I questioned the truth of Evangelical promises when they certainly weren’t coming true. I was praying, reading my bible, trying to conform my life to Christ, and, above all, I was trying to be more submissive to my now ex. These are the things that would change my life. If I just did these things, my family would be saved and all those lies I was told about godly heads of households would become true and my now ex would love me. 

It was all bullshit.

But I wasn’t ready to give it up yet. I believed there was a God so I had to find a new church, preferably one that got it right. Reformed theologians convinced me that it wasn’t God, it was Evangelicals who were the problem and if I would just get my theology right, then I’d have the promises. Sure, life wouldn’t be perfect, but it would be better.

It was worse.

Then I walked away from that.

I have a lot of issues with “my church.” I don’t think it does anything for abused people and I have seen the burdens heaped upon victims like they are in all religions, but in this church I was first exposed to the idea that God really did love people. That suffering wasn’t always his design (this is a huge point I disagree with my church…suffering is never God’s design). 

My story was not to be the great success story promised by this church either. It’s just not a possibility since my ex is still the same lying, twisted jerk he was long before I met him.

My story is a different type of success story, the type that no one, especially pastors, like to hear about.

My story is this…I stopped following the dos and don’ts dicated by all the churches, started reading the Bible without the weekly brainwashing session, and have a far stronger faith than I had before.

I no longer hate and berate myself. My first impulse when something goes wrong is not “God is punishing me because (insert the one million reasons religion gives).”  Life throws punches, I deal. I don’t think I’m under attack by Satan because I didn’t pray right. Life happens, I respond, end of story.

I have two best friends. One is an atheist. One is a Christian. Both are amazing people. Both have impacted my life in ways that have vastly improved my condition. Both have similar world views despite their difference in faith.

I’ve learned that the church is a religion, just like all the other religions in the world. The rules and regulations are what drive us to evil. We want to be right so we enforce our cruel legalism (and ALL religions are legalistic) onto the victims.

We ask what would Jesus do, then we turn around and spit on the poor and the weak and the suffering and anyone else we deem to be a threat to our faith, a threat because they live differently than we do.

Christianity demands a different way of living. Christ demanded things of us that should, if every single person who attends church did, would radically change the world.

But the world does not matter to us. So we pick out the verses that we think will give us our “best life now” and leave the rest in the rubbish heap. We take these verses and preach them to people with the promise that “if only” then their individual lives would be better. And the more fundamentalist of us demand everyone conform to these, regardless.

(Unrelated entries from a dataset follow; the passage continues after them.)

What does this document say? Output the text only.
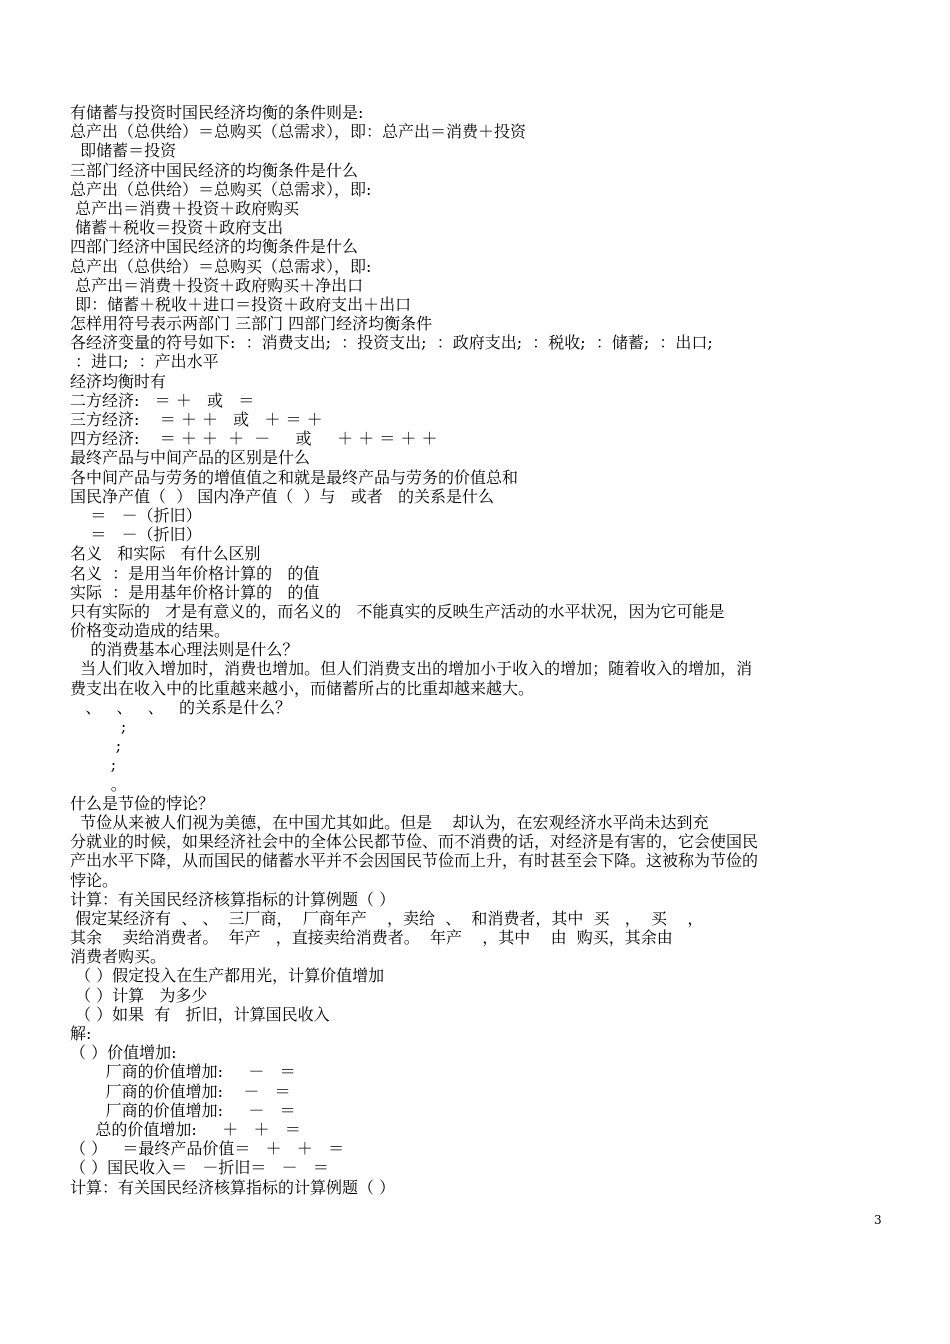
有储蓄与投资时国民经济均衡的条件则是:
总产出（总供给）＝总购买（总需求），即：总产出＝消费＋投资
即储蓄＝投资
三部门经济中国民经济的均衡条件是什么
总产出（总供给）＝总购买（总需求），即:
总产出＝消费＋投资＋政府购买
储蓄＋税收＝投资＋政府支出
四部门经济中国民经济的均衡条件是什么
总产出（总供给）＝总购买（总需求），即:
总产出＝消费＋投资＋政府购买＋净出口
即：储蓄＋税收＋进口＝投资＋政府支出＋出口
怎样用符号表示两部门 三部门 四部门经济均衡条件
各经济变量的符号如下:  ：消费支出;  ：投资支出;  ：政府支出;  ：税收;  ：储蓄;  ：出口;
：进口;  ：产出水平
经济均衡时有
二方经济:   ＝ ＋   或   ＝
三方经济:    ＝ ＋ ＋   或   ＋ ＝ ＋
四方经济:    ＝ ＋ ＋  ＋  －     或     ＋ ＋ ＝ ＋ ＋
最终产品与中间产品的区别是什么
各中间产品与劳务的增值值之和就是最终产品与劳务的价值总和
国民净产值（  ） 国内净产值（  ）与   或者   的关系是什么
＝   －（折旧）
＝   －（折旧）
名义   和实际   有什么区别
名义  ：是用当年价格计算的   的值
实际  ：是用基年价格计算的   的值
只有实际的   才是有意义的，而名义的   不能真实的反映生产活动的水平状况，因为它可能是
价格变动造成的结果。
的消费基本心理法则是什么？
当人们收入增加时，消费也增加。但人们消费支出的增加小于收入的增加；随着收入的增加，消
费支出在收入中的比重越来越小，而储蓄所占的比重却越来越大。
、   、   、   的关系是什么？
;
;
;
。
什么是节俭的悖论？
节俭从来被人们视为美德，在中国尤其如此。但是    却认为，在宏观经济水平尚未达到充
分就业的时候，如果经济社会中的全体公民都节俭、而不消费的话，对经济是有害的，它会使国民
产出水平下降，从而国民的储蓄水平并不会因国民节俭而上升，有时甚至会下降。这被称为节俭的
悖论。
计算：有关国民经济核算指标的计算例题（ ）
假定某经济有  、 、  三厂商，  厂商年产    ，卖给  、  和消费者，其中  买   ，  买    ，
其余    卖给消费者。  年产   ，直接卖给消费者。  年产    ，其中    由  购买，其余由
消费者购买。
（ ）假定投入在生产都用光，计算价值增加
（ ）计算   为多少
（ ）如果  有   折旧，计算国民收入
解:
（ ）价值增加:
厂商的价值增加:     －   ＝
厂商的价值增加:    －   ＝
厂商的价值增加:     －   ＝
总的价值增加:     ＋   ＋   ＝
（ ）   ＝最终产品价值＝   ＋   ＋   ＝
（ ）国民收入＝   －折旧＝   －   ＝
计算：有关国民经济核算指标的计算例题（ ）
3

If Jesus was being honest, if his list  along with his promise was really true, then I know more non-Christians on their way to heaven than there are in every church this morning.

Then the king will say to those at his right hand, ‘Come, you that are blessed by my Father, inherit the kingdom prepared for you from the foundation of the world; for I was hungry and you gave me food, I was thirsty and you gave me something to drink, I was a stranger and you welcomed me, I was naked and you gave me clothing, I was sick and you took care of me, I was in prison and you visited me.’ Then the righteous will answer him, ‘Lord, when was it that we saw you hungry and gave you food, or thirsty and gave you something to drink? And when was it that we saw you a stranger and welcomed you, or naked and gave you clothing? And when was it that we saw you sick or in prison and visited you?’ And the king will answer them, ‘Truly I tell you, just as you did it to one of the least of these who are members of my family, you did it to me.’ Matthew 25:34-40 NRSV

Which verse will we serve, or better, which interpretation of Christ’s commands will we serve? The ones that make us happy? Or the ones that demand we do something?